There are also some inconsistencies in the biological evidence. The emergence of Panama created a land bridge by which South American species, which had been evolving in isolation since the break-up of Gondwanaland were able to move up into North America and the North American species were able to move south in what is termed, 'the Great American Biotic Interchange'. Obviously, if this biotic interchange started earlier than 3 million years ago this would be fairly strong evidence that the land bridge was there much earlier than is generally assumed.

This is exactly what this PNAS paper presents evidence for:

Significance
The formation of the Isthmus of Panama, which linked North and South America, is key to understanding the biodiversity, oceanography, atmosphere, and climate in the region. Despite its importance across multiple disciplines, the timing of formation and emergence of the Isthmus and the biological patterns it created have been controversial. Here, we analyze molecular and fossil data, including terrestrial and marine organisms, to show that biotic migrations across the Isthmus of Panama began several million years earlier than commonly assumed. An earlier evolution of the Isthmus has broad implications for the mechanisms driving global climate (e.g., Pleistocene glaciations, thermohaline circulation) as well as the rich biodiversity of the Americas.

Abstract
The linking of North and South America by the Isthmus of Panama had major impacts on global climate, oceanic and atmospheric currents, and biodiversity, yet the timing of this critical event remains contentious. The Isthmus is traditionally understood to have fully closed by ca. 3.5 million years ago (Ma), and this date has been used as a benchmark for oceanographic, climatic, and evolutionary research, but recent evidence suggests a more complex geological formation. Here, we analyze both molecular and fossil data to evaluate the tempo of biotic exchange across the Americas in light of geological evidence. We demonstrate significant waves of dispersal of terrestrial organisms at approximately ca. 20 and 6 Ma and corresponding events separating marine organisms in the Atlantic and Pacific oceans at ca. 23 and 7 Ma. The direction of dispersal and their rates were symmetrical until the last ca. 6 Ma, when northern migration of South American lineages increased significantly. Variability among taxa in their timing of dispersal or vicariance across the Isthmus is not explained by the ecological factors tested in these analyses, including biome type, dispersal ability, and elevation preference. Migration was therefore not generally regulated by intrinsic traits but more likely reflects the presence of emergent terrain several millions of years earlier than commonly assumed. These results indicate that the dramatic biotic turnover associated with the Great American Biotic Interchange was a long and complex process that began as early as the Oligocene–Miocene transition.
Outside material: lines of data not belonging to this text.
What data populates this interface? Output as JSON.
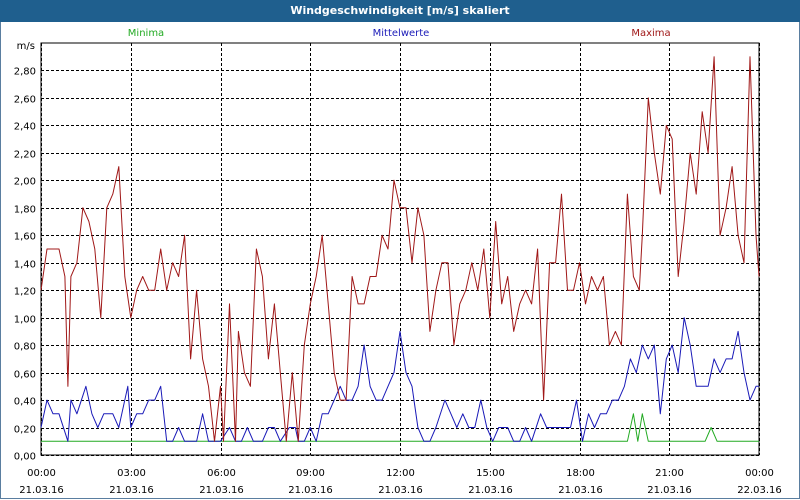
{
  "window": {
    "title": "Windgeschwindigkeit [m/s] skaliert"
  },
  "colors": {
    "minima": "#22aa22",
    "mittel": "#1a1ab8",
    "maxima": "#a01818",
    "grid": "#000000",
    "titlebar": "#1f5f8e"
  },
  "chart_data": {
    "type": "line",
    "title": "Windgeschwindigkeit [m/s] skaliert",
    "ylabel": "m/s",
    "xlabel": "",
    "ylim": [
      0,
      3.0
    ],
    "yticks": [
      "0,00",
      "0,20",
      "0,40",
      "0,60",
      "0,80",
      "1,00",
      "1,20",
      "1,40",
      "1,60",
      "1,80",
      "2,00",
      "2,20",
      "2,40",
      "2,60",
      "2,80"
    ],
    "xticks": [
      {
        "time": "00:00",
        "date": "21.03.16"
      },
      {
        "time": "03:00",
        "date": "21.03.16"
      },
      {
        "time": "06:00",
        "date": "21.03.16"
      },
      {
        "time": "09:00",
        "date": "21.03.16"
      },
      {
        "time": "12:00",
        "date": "21.03.16"
      },
      {
        "time": "15:00",
        "date": "21.03.16"
      },
      {
        "time": "18:00",
        "date": "21.03.16"
      },
      {
        "time": "21:00",
        "date": "21.03.16"
      },
      {
        "time": "00:00",
        "date": "22.03.16"
      }
    ],
    "x_range_hours": [
      0,
      24
    ],
    "grid": true,
    "legend": "top",
    "series": [
      {
        "name": "Minima",
        "color": "#22aa22",
        "points": [
          [
            0,
            0.1
          ],
          [
            19.6,
            0.1
          ],
          [
            19.8,
            0.3
          ],
          [
            19.95,
            0.1
          ],
          [
            20.1,
            0.3
          ],
          [
            20.3,
            0.1
          ],
          [
            22.2,
            0.1
          ],
          [
            22.4,
            0.2
          ],
          [
            22.6,
            0.1
          ],
          [
            24,
            0.1
          ]
        ]
      },
      {
        "name": "Mittelwerte",
        "color": "#1a1ab8",
        "points": [
          [
            0,
            0.2
          ],
          [
            0.2,
            0.4
          ],
          [
            0.4,
            0.3
          ],
          [
            0.6,
            0.3
          ],
          [
            0.9,
            0.1
          ],
          [
            1.0,
            0.4
          ],
          [
            1.2,
            0.3
          ],
          [
            1.5,
            0.5
          ],
          [
            1.7,
            0.3
          ],
          [
            1.9,
            0.2
          ],
          [
            2.1,
            0.3
          ],
          [
            2.4,
            0.3
          ],
          [
            2.6,
            0.2
          ],
          [
            2.9,
            0.5
          ],
          [
            3.0,
            0.2
          ],
          [
            3.2,
            0.3
          ],
          [
            3.4,
            0.3
          ],
          [
            3.6,
            0.4
          ],
          [
            3.8,
            0.4
          ],
          [
            4.0,
            0.5
          ],
          [
            4.2,
            0.1
          ],
          [
            4.4,
            0.1
          ],
          [
            4.6,
            0.2
          ],
          [
            4.8,
            0.1
          ],
          [
            5.0,
            0.1
          ],
          [
            5.2,
            0.1
          ],
          [
            5.4,
            0.3
          ],
          [
            5.6,
            0.1
          ],
          [
            5.8,
            0.1
          ],
          [
            6.0,
            0.1
          ],
          [
            6.3,
            0.2
          ],
          [
            6.5,
            0.1
          ],
          [
            6.7,
            0.1
          ],
          [
            6.9,
            0.2
          ],
          [
            7.1,
            0.1
          ],
          [
            7.4,
            0.1
          ],
          [
            7.6,
            0.2
          ],
          [
            7.8,
            0.2
          ],
          [
            8.0,
            0.1
          ],
          [
            8.3,
            0.2
          ],
          [
            8.5,
            0.2
          ],
          [
            8.6,
            0.1
          ],
          [
            8.8,
            0.1
          ],
          [
            9.0,
            0.2
          ],
          [
            9.2,
            0.1
          ],
          [
            9.4,
            0.3
          ],
          [
            9.6,
            0.3
          ],
          [
            9.8,
            0.4
          ],
          [
            10.0,
            0.5
          ],
          [
            10.2,
            0.4
          ],
          [
            10.4,
            0.4
          ],
          [
            10.6,
            0.5
          ],
          [
            10.8,
            0.8
          ],
          [
            11.0,
            0.5
          ],
          [
            11.2,
            0.4
          ],
          [
            11.4,
            0.4
          ],
          [
            11.6,
            0.5
          ],
          [
            11.8,
            0.6
          ],
          [
            12.0,
            0.9
          ],
          [
            12.2,
            0.6
          ],
          [
            12.4,
            0.5
          ],
          [
            12.6,
            0.2
          ],
          [
            12.8,
            0.1
          ],
          [
            13.0,
            0.1
          ],
          [
            13.2,
            0.2
          ],
          [
            13.5,
            0.4
          ],
          [
            13.7,
            0.3
          ],
          [
            13.9,
            0.2
          ],
          [
            14.1,
            0.3
          ],
          [
            14.3,
            0.2
          ],
          [
            14.5,
            0.2
          ],
          [
            14.7,
            0.4
          ],
          [
            14.9,
            0.2
          ],
          [
            15.1,
            0.1
          ],
          [
            15.3,
            0.2
          ],
          [
            15.6,
            0.2
          ],
          [
            15.8,
            0.1
          ],
          [
            16.0,
            0.1
          ],
          [
            16.2,
            0.2
          ],
          [
            16.4,
            0.1
          ],
          [
            16.7,
            0.3
          ],
          [
            16.9,
            0.2
          ],
          [
            17.2,
            0.2
          ],
          [
            17.5,
            0.2
          ],
          [
            17.7,
            0.2
          ],
          [
            17.9,
            0.4
          ],
          [
            18.1,
            0.1
          ],
          [
            18.3,
            0.3
          ],
          [
            18.5,
            0.2
          ],
          [
            18.7,
            0.3
          ],
          [
            18.9,
            0.3
          ],
          [
            19.1,
            0.4
          ],
          [
            19.3,
            0.4
          ],
          [
            19.5,
            0.5
          ],
          [
            19.7,
            0.7
          ],
          [
            19.9,
            0.6
          ],
          [
            20.1,
            0.8
          ],
          [
            20.3,
            0.7
          ],
          [
            20.5,
            0.8
          ],
          [
            20.7,
            0.3
          ],
          [
            20.9,
            0.7
          ],
          [
            21.1,
            0.8
          ],
          [
            21.3,
            0.6
          ],
          [
            21.5,
            1.0
          ],
          [
            21.7,
            0.8
          ],
          [
            21.9,
            0.5
          ],
          [
            22.1,
            0.5
          ],
          [
            22.3,
            0.5
          ],
          [
            22.5,
            0.7
          ],
          [
            22.7,
            0.6
          ],
          [
            22.9,
            0.7
          ],
          [
            23.1,
            0.7
          ],
          [
            23.3,
            0.9
          ],
          [
            23.5,
            0.6
          ],
          [
            23.7,
            0.4
          ],
          [
            23.9,
            0.5
          ],
          [
            24.0,
            0.5
          ]
        ]
      },
      {
        "name": "Maxima",
        "color": "#a01818",
        "points": [
          [
            0,
            1.2
          ],
          [
            0.2,
            1.5
          ],
          [
            0.4,
            1.5
          ],
          [
            0.6,
            1.5
          ],
          [
            0.8,
            1.3
          ],
          [
            0.9,
            0.5
          ],
          [
            1.0,
            1.3
          ],
          [
            1.2,
            1.4
          ],
          [
            1.4,
            1.8
          ],
          [
            1.6,
            1.7
          ],
          [
            1.8,
            1.5
          ],
          [
            2.0,
            1.0
          ],
          [
            2.2,
            1.8
          ],
          [
            2.4,
            1.9
          ],
          [
            2.6,
            2.1
          ],
          [
            2.8,
            1.3
          ],
          [
            3.0,
            1.0
          ],
          [
            3.2,
            1.2
          ],
          [
            3.4,
            1.3
          ],
          [
            3.6,
            1.2
          ],
          [
            3.8,
            1.2
          ],
          [
            4.0,
            1.5
          ],
          [
            4.2,
            1.2
          ],
          [
            4.4,
            1.4
          ],
          [
            4.6,
            1.3
          ],
          [
            4.8,
            1.6
          ],
          [
            5.0,
            0.7
          ],
          [
            5.2,
            1.2
          ],
          [
            5.4,
            0.7
          ],
          [
            5.6,
            0.5
          ],
          [
            5.8,
            0.1
          ],
          [
            6.0,
            0.5
          ],
          [
            6.1,
            0.1
          ],
          [
            6.3,
            1.1
          ],
          [
            6.5,
            0.1
          ],
          [
            6.6,
            0.9
          ],
          [
            6.8,
            0.6
          ],
          [
            7.0,
            0.5
          ],
          [
            7.2,
            1.5
          ],
          [
            7.4,
            1.3
          ],
          [
            7.6,
            0.7
          ],
          [
            7.8,
            1.1
          ],
          [
            8.0,
            0.6
          ],
          [
            8.2,
            0.1
          ],
          [
            8.4,
            0.6
          ],
          [
            8.6,
            0.1
          ],
          [
            8.8,
            0.8
          ],
          [
            9.0,
            1.1
          ],
          [
            9.2,
            1.3
          ],
          [
            9.4,
            1.6
          ],
          [
            9.6,
            1.1
          ],
          [
            9.8,
            0.6
          ],
          [
            10.0,
            0.4
          ],
          [
            10.2,
            0.4
          ],
          [
            10.4,
            1.3
          ],
          [
            10.6,
            1.1
          ],
          [
            10.8,
            1.1
          ],
          [
            11.0,
            1.3
          ],
          [
            11.2,
            1.3
          ],
          [
            11.4,
            1.6
          ],
          [
            11.6,
            1.5
          ],
          [
            11.8,
            2.0
          ],
          [
            12.0,
            1.8
          ],
          [
            12.2,
            1.8
          ],
          [
            12.4,
            1.4
          ],
          [
            12.6,
            1.8
          ],
          [
            12.8,
            1.6
          ],
          [
            13.0,
            0.9
          ],
          [
            13.2,
            1.2
          ],
          [
            13.4,
            1.4
          ],
          [
            13.6,
            1.4
          ],
          [
            13.8,
            0.8
          ],
          [
            14.0,
            1.1
          ],
          [
            14.2,
            1.2
          ],
          [
            14.4,
            1.4
          ],
          [
            14.6,
            1.2
          ],
          [
            14.8,
            1.5
          ],
          [
            15.0,
            1.0
          ],
          [
            15.2,
            1.7
          ],
          [
            15.4,
            1.1
          ],
          [
            15.6,
            1.3
          ],
          [
            15.8,
            0.9
          ],
          [
            16.0,
            1.1
          ],
          [
            16.2,
            1.2
          ],
          [
            16.4,
            1.1
          ],
          [
            16.6,
            1.5
          ],
          [
            16.8,
            0.4
          ],
          [
            17.0,
            1.4
          ],
          [
            17.2,
            1.4
          ],
          [
            17.4,
            1.9
          ],
          [
            17.6,
            1.2
          ],
          [
            17.8,
            1.2
          ],
          [
            18.0,
            1.4
          ],
          [
            18.2,
            1.1
          ],
          [
            18.4,
            1.3
          ],
          [
            18.6,
            1.2
          ],
          [
            18.8,
            1.3
          ],
          [
            19.0,
            0.8
          ],
          [
            19.2,
            0.9
          ],
          [
            19.4,
            0.8
          ],
          [
            19.6,
            1.9
          ],
          [
            19.8,
            1.3
          ],
          [
            20.0,
            1.2
          ],
          [
            20.1,
            1.6
          ],
          [
            20.3,
            2.6
          ],
          [
            20.5,
            2.2
          ],
          [
            20.7,
            1.9
          ],
          [
            20.9,
            2.4
          ],
          [
            21.1,
            2.3
          ],
          [
            21.3,
            1.3
          ],
          [
            21.5,
            1.7
          ],
          [
            21.7,
            2.2
          ],
          [
            21.9,
            1.9
          ],
          [
            22.1,
            2.5
          ],
          [
            22.3,
            2.2
          ],
          [
            22.5,
            2.9
          ],
          [
            22.7,
            1.6
          ],
          [
            22.9,
            1.8
          ],
          [
            23.1,
            2.1
          ],
          [
            23.3,
            1.6
          ],
          [
            23.5,
            1.4
          ],
          [
            23.7,
            2.9
          ],
          [
            23.9,
            1.6
          ],
          [
            24.0,
            1.3
          ]
        ]
      }
    ]
  }
}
So here we have a case of different strands of science, geology and biology, converging onto a single solution, just as we would expect, since both are based on observation and measurement of real evidence and clearly animals can't migrate across non-existent land bridges. Moreover, we have a process which actively reassesses our assumptions and looks for ways to resolve them to arrive at a new understanding, even if it means a profound reassessment of even more assumptions, because the ultimate goal is truth, not conformity and compliance.

Meanwhile we see religions still, after many centuries, being unable to decide basic questions like which 'prophets' were true and which were false, which is the correct date to celebrate the death of one of them, and whether this or that senior cleric is infallible or not and killing and persecuting people to decide issues and enforce compliance. Meanwhile the elephant in the room - the complete lack of any definitive evidence for any gods in the first place - is ignored and followers are required to subscribe to dogma on pain of excommunication or even death because they have no definitive evidence by which to prove their competing and contradictory claims.

This latter process is considered by theists to be the vastly superior way to determine truth and to understand the Universe - or so those who benefit most from ignorance and superstition would have us believe.